En revanche, et comme je m'y étais partiellement engagée vis-à-vis de la première personne auprès de laquelle une cure de causette pour deuil impossible m'avait été prescrite, il convient que je note au moins une synthèse de ceux qui me sont restés.
Le gros du lot ne varie pas : mon subconscient se bat toujours contre l'explication manquante, la cohérence impossible d'une absence qui me reste inconcevable, dépasse mon entendement. Même si je comptais moins pour toi que toi pour moi, tu as quand même envoyé périr une âme soeur ; on n'en trouve pas tous les jours, c'est un gros risque de solitude pour les temps ultérieurs.

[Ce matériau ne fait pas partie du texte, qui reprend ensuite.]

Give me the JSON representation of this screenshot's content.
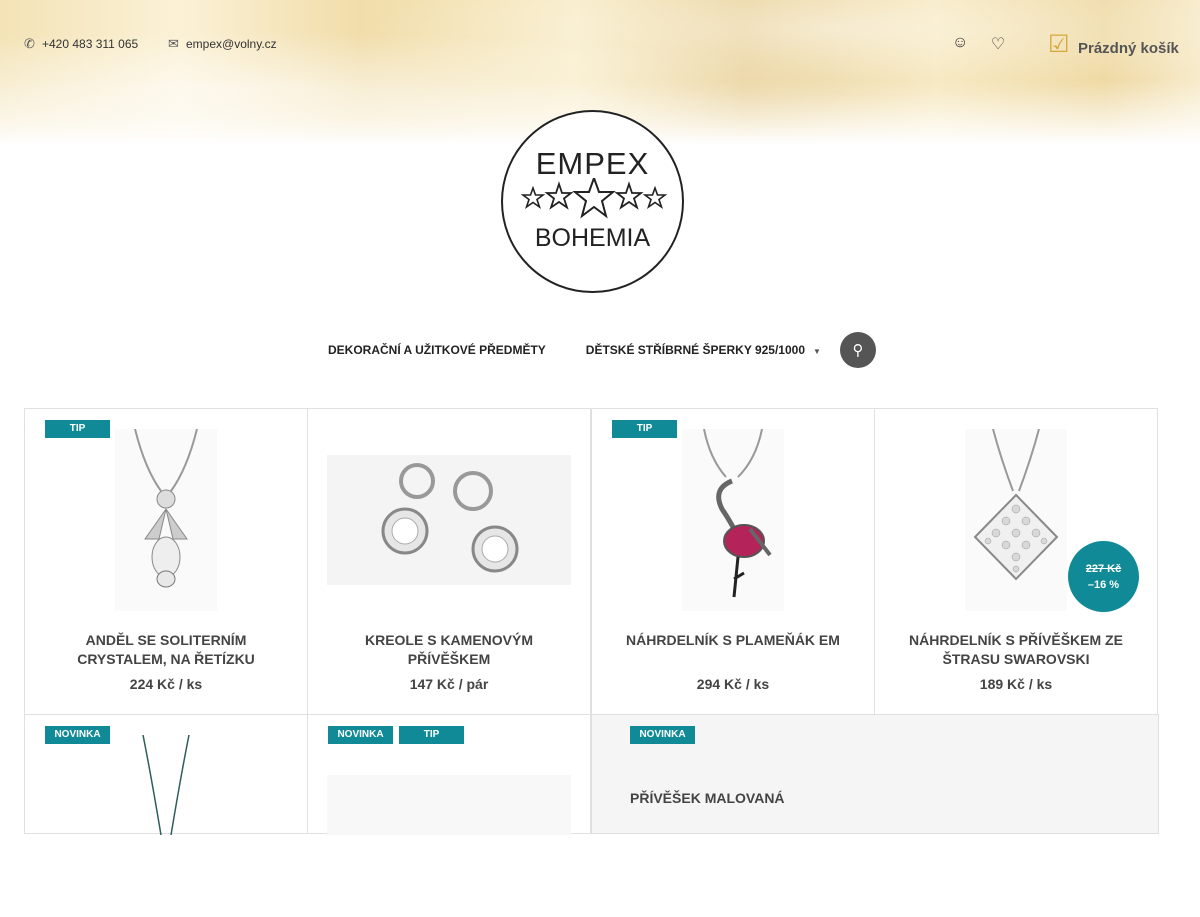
{
  "topbar": {
    "phone": "+420 483 311 065",
    "email": "empex@volny.cz",
    "cart_label": "Prázdný košík",
    "icons": [
      "phone-icon",
      "mail-icon",
      "user-icon",
      "heart-icon",
      "cart-icon"
    ]
  },
  "logo": {
    "line1": "EMPEX",
    "line2": "BOHEMIA"
  },
  "nav": {
    "items": [
      {
        "label": "DEKORAČNÍ A UŽITKOVÉ PŘEDMĚTY"
      },
      {
        "label": "DĚTSKÉ STŘÍBRNÉ ŠPERKY 925/1000"
      }
    ],
    "search_icon": "search-icon"
  },
  "products": [
    {
      "badges": [
        "TIP"
      ],
      "name": "ANDĚL SE SOLITERNÍM CRYSTALEM, NA ŘETÍZKU",
      "price": "224 Kč / ks"
    },
    {
      "badges": [],
      "name": "KREOLE S KAMENOVÝM PŘÍVĚŠKEM",
      "price": "147 Kč / pár"
    },
    {
      "badges": [
        "TIP"
      ],
      "name": "NÁHRDELNÍK S PLAMEŇÁK EM",
      "price": "294 Kč / ks"
    },
    {
      "badges": [],
      "name": "NÁHRDELNÍK S PŘÍVĚŠKEM ZE ŠTRASU SWAROVSKI",
      "price": "189 Kč / ks",
      "discount": {
        "old_price": "227 Kč",
        "percent": "–16 %"
      }
    },
    {
      "badges": [
        "NOVINKA"
      ],
      "name": "",
      "price": ""
    },
    {
      "badges": [
        "NOVINKA",
        "TIP"
      ],
      "name": "",
      "price": ""
    },
    {
      "badges": [
        "NOVINKA"
      ],
      "name": "PŘÍVĚŠEK MALOVANÁ",
      "price": ""
    }
  ],
  "colors": {
    "accent": "#0f8a96",
    "gold": "#d4a73b",
    "nav_search_bg": "#555555"
  }
}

Donc encore et toujours ces rêves où l'on se voit ou bien où je rencontre un de tes tout proches et qui me disent "Mais comment, tu ne savais pas, elle a ..." et je me réveille en sursaut et parfois en sueurs à l'instant où j'allais entendre le propos qui me délivrerait.
S'en détachent cette saison, et je sais bien un peu pourquoi, un lot important de rêves concernant Ariane. C'est bien elle qui m'a remplacée, n'est-ce pas ?
La plupart ont lieu à Montreuil, quelques-uns à Saint-Malo. Ceux de Montreuil finissent presque toujours dans sa cuisine qui est grande pour une d'Ile de France, et accueillante et chaleureuse. On s'y sent bien (tout comme chez toi).
Dans certains elle sait qui je suis. Tu lui as parlé de moi.
Dans la plupart, non, pas. Je préfère ça.
Dans une partie du premier groupe, elle est en colère contre moi parce que je t'ai fait du mal (mais elle n'est jamais la personne qui t'aurait conseillé de mettre de l'étanchéité dans tes rapports aux autres, et encore moins avec moi en particulier ; elle ne serait donc pas celle ou celui à qui tu obéirais à contre-coeur mais aveuglément quand tu dis non pour qu'on se revoie mais que tes yeux trahissent un oui). J'affronte sa colère les larmes aux yeux en suppliant qu'elle me dise pourquoi, parce que moi, je ne sais pas.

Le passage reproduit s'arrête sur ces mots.